A madwoman leaned over the banisters to bark at him about his rapist house guests. He lacked the energy even to yell back.

He half filled a tumbler with ice, opened a new bottle of single malt, took both glass and bottle through to his bedroom, set them down on his bedside table. Then he opened his wardrobe and lifted his stack of T-shirts. The folder had moved. No question. No surprise, either. Knox hadn't said anything on the phone earlier; of course he hadn't, he was a man; men discuss such things, thank Christ. But Augustin had heard that slight hesitation in his voice. At the time, he'd put it down to his predicament. Only later had he realized that Knox would have needed a clean shirt, that of course he'd have seen the folder. It was the way fate worked. It gave you the punishments you deserved.

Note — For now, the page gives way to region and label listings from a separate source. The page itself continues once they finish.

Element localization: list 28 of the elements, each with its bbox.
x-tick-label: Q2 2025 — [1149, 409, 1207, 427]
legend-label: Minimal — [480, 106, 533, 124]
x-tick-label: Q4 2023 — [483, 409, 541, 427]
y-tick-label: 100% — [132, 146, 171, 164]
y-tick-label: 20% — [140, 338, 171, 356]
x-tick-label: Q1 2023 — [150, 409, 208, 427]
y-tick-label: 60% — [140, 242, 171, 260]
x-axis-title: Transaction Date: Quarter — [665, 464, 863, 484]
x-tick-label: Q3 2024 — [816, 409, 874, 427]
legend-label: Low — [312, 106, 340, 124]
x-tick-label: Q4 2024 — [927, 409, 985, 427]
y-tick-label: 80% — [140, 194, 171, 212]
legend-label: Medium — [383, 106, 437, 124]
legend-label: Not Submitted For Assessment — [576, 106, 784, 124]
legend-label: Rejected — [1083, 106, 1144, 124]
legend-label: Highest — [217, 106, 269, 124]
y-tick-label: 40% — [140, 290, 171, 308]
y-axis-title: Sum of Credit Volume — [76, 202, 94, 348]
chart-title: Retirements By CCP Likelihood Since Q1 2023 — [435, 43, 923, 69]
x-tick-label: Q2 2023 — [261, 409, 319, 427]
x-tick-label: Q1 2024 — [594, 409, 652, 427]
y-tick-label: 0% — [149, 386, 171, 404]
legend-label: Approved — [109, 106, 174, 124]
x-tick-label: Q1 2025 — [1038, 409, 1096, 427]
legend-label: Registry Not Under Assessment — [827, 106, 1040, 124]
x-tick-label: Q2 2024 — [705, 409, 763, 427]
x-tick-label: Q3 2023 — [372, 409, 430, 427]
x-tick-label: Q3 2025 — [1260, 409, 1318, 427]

He drew out the photographs; spread them on his duvet. His favourite was the first, not least because Gaille had given it to him herself. It showed the three of them out in the desert late one afternoon, arms around each other's shoulders, grinning happily, against a backdrop of red-gold dunes, lengthening shadows, low slivers of mauve and orange cloud in a blue-wash sky. A grizzled Bedouin had taken it; they'd happened across him trudging the sands between nowhere and nowhere with the gloomiest-looking camel he'd ever seen. Augustin, Gaille, Knox. Something had happened to him that day. When Gaille had given him the photograph, he'd found it impossible to put away. He'd added to it, photos of her and Knox; others just of her.

His tumbler had somehow emptied. He refilled it.

Why have one woman when you could have twenty? In his heart, he'd always scorned fidelity. Every man would behave like he did if only they could. Monogamy was for losers. Maybe he was just getting old, but evenings with Knox and Gaille had made him aware of the shabbiness of this life. He'd found it increasingly hard to pick up women. He'd lost his nerve, or perhaps his hunger. He'd developed a different hankering. He couldn't say what for, just that it was there, that it kept growing more severe, that it wouldn't be sated by his usual conquests. One morning, a couple of months back, he'd woken up effervescent with purpose, had leapt out of bed and had torn down a great strip of wallpaper, satisfying as a gigantic scab. He'd called in the builders that same day, had had his apartment gutted and redecorated.

The nesting instinct! Good grief! How had it come to this?

And yet it didn't feel like love. That was what Knox wouldn't understand. He was fond of Gaille, sure, but he didn't covet her or plot ways to win her. It didn't stab him in the heart when she looked at Knox in that way she had. Because it wasn't Gaille who'd got beneath his skin. It was the two of them together, the thing that had happened between them without them even knowing.

One of the unexpected hazards of archaeology was how you were constantly reproached by the lives of others. Ancient Alexandrians had had a life expectancy of some thirty-five years, less time on earth than he'd already spent. Yet so many of them had achieved so much. And he'd achieved so little.

His life was shit. He'd started buying whisky by the crate.

He lay back on his bed, his hands clasped beneath his head. He stared up at his freshly whitewashed ceiling, aware it was going to be a long night.